As the new protactile deictic system emerged and spread, DeafBlind people and their interlocutors could point out this, draw attention to that, and in doing so the environment took on certain contours. In a circular fashion, the linguistic system came to presuppose those contours—not only as meanings associated with linguistic forms and projected out into the world but as part of the world itself. All of this transpired in constant tension with sighted norms that dictated how people should interact with one another and their environments.
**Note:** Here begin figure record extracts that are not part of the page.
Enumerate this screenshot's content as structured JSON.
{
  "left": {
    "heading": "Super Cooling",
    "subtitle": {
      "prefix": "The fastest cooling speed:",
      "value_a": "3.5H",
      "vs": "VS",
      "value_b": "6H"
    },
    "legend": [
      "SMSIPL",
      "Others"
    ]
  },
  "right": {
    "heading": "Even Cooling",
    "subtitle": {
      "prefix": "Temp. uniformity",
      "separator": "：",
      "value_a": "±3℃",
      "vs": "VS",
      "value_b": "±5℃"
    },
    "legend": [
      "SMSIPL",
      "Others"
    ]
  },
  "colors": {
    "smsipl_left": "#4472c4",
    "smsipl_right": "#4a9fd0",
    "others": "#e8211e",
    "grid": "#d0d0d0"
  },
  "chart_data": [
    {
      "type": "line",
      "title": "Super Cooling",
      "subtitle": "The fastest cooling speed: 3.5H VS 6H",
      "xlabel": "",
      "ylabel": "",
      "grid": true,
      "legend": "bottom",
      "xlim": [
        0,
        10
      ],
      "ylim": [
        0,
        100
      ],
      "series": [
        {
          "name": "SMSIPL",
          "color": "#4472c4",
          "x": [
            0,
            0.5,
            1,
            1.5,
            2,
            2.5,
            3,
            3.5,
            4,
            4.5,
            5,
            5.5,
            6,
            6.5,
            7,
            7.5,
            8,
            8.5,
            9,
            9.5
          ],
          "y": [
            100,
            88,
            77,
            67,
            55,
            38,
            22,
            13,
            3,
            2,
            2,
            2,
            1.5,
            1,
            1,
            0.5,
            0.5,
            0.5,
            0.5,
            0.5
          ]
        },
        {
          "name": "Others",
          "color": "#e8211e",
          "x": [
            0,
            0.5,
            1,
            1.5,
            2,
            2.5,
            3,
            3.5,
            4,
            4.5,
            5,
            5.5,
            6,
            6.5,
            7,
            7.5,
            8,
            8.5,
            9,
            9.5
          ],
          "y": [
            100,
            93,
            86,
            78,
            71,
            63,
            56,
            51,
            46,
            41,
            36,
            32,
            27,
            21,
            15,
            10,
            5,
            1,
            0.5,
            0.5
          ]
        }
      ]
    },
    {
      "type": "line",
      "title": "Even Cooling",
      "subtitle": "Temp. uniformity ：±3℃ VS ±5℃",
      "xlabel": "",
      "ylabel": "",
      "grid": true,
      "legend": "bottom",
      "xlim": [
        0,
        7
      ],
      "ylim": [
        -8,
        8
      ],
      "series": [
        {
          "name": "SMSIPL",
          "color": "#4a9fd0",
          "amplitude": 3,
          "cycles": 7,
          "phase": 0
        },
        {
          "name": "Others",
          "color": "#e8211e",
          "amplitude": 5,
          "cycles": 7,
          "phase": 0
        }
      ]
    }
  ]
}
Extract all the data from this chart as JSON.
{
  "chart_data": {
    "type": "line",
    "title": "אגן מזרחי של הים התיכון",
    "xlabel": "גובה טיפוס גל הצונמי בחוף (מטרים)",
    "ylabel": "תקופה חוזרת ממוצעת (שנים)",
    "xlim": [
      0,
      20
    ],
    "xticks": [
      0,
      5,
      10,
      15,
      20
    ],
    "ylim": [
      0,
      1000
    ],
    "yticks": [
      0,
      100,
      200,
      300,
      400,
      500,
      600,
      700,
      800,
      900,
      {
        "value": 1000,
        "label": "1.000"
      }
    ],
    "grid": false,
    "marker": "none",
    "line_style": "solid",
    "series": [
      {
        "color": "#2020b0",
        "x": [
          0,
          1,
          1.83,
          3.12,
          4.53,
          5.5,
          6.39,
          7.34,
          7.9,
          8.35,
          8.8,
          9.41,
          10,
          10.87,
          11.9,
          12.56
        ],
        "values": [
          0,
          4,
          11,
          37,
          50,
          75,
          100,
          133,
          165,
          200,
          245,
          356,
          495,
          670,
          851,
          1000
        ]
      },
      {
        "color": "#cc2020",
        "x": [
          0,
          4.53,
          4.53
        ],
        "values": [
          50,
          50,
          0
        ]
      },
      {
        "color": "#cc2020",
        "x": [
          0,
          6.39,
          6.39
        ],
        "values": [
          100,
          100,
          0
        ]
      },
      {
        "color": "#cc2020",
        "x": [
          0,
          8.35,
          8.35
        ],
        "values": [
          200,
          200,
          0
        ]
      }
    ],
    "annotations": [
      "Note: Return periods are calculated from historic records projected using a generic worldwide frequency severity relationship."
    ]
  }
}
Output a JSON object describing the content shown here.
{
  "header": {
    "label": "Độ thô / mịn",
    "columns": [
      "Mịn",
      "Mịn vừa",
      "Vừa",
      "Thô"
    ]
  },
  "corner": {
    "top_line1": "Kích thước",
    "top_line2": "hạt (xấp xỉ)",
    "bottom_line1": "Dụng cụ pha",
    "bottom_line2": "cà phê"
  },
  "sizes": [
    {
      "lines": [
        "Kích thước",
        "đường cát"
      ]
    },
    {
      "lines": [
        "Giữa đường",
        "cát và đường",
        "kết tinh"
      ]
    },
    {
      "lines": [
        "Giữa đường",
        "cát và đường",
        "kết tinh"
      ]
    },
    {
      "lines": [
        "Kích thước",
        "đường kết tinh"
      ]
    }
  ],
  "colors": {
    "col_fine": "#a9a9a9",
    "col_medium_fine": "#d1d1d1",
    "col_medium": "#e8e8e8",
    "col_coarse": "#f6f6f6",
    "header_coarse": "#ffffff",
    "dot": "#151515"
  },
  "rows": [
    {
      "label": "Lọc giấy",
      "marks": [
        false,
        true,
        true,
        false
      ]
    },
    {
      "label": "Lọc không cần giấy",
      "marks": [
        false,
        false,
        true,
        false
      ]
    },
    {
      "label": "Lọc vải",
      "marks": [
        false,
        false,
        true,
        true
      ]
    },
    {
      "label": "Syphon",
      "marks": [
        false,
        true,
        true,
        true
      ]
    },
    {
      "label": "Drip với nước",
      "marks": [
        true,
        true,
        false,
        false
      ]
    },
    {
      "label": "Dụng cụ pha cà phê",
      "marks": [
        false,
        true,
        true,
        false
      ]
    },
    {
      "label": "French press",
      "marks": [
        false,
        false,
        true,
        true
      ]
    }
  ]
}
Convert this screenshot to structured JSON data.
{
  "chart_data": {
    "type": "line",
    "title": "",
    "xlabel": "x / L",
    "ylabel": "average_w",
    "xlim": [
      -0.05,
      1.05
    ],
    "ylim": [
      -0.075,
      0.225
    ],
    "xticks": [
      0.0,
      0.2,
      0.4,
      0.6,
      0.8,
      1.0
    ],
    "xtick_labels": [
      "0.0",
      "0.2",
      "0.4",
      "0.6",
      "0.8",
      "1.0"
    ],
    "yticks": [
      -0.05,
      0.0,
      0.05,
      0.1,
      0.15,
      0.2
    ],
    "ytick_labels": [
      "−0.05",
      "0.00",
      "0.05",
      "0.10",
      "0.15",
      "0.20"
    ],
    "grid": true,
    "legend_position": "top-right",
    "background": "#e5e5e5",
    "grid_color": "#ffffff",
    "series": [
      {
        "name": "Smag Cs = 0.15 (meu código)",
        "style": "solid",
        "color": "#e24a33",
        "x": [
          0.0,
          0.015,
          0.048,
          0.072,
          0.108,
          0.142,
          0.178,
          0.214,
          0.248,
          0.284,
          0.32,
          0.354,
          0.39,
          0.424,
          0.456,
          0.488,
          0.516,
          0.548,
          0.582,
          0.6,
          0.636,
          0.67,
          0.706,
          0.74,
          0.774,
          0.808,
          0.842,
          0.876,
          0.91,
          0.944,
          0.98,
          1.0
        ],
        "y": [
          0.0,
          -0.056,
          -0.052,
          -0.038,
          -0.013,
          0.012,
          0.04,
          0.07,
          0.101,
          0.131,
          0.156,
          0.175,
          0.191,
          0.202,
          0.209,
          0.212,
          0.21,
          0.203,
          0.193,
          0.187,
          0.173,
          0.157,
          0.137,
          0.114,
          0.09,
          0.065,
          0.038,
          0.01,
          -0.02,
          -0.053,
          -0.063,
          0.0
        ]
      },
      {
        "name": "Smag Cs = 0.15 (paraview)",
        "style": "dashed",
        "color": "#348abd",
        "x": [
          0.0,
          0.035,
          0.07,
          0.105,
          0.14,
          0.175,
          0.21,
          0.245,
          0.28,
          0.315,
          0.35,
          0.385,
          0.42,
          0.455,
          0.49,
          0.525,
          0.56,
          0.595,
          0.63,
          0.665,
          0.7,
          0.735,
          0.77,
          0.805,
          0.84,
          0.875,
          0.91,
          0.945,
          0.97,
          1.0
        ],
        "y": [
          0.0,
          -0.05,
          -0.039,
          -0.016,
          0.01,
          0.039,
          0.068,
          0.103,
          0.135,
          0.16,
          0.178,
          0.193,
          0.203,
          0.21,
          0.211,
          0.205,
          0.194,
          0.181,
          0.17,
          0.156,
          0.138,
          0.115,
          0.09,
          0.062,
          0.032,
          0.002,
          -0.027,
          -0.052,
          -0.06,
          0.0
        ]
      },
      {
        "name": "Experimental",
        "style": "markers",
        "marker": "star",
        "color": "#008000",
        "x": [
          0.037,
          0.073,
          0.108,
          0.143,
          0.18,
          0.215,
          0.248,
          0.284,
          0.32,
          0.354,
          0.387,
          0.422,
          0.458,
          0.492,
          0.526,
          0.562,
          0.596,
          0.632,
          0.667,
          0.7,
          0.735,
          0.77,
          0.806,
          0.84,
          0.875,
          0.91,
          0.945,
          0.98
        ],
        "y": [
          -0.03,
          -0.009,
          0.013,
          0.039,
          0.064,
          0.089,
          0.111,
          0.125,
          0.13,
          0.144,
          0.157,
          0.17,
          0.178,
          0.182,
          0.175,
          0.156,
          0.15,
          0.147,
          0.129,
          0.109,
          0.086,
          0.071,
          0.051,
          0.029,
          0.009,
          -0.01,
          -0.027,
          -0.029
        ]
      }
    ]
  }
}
In this context, each seemingly simple act of reference was simultaneously a political and existential feat, insofar as it created, reinforced, or amplified the connections between protactile ways of being in the world and protactile ways of representing the world.
1.6 Conclusion
In this chapter, I have provided the theoretical and ethnographic context needed to understand the main argument put forth in this book—that in times of crisis and collapse, people frame precipitating events, argue about causes, make their cases for recognition and resources, and otherwise repre- sent the world in ways that will benefit them and the groups to which they belong. They also must find a way to exist. Building on a rich tradition in linguistic anthropology concerned with the many ways people make mean- ing, I argue that political efforts that arise in the aftermath of collapse cannot be fully understood or accounted for without careful attention to residence and representation, understood as different kinds of semiotic processes which interact with, and depend on, one another in subtle and complex ways.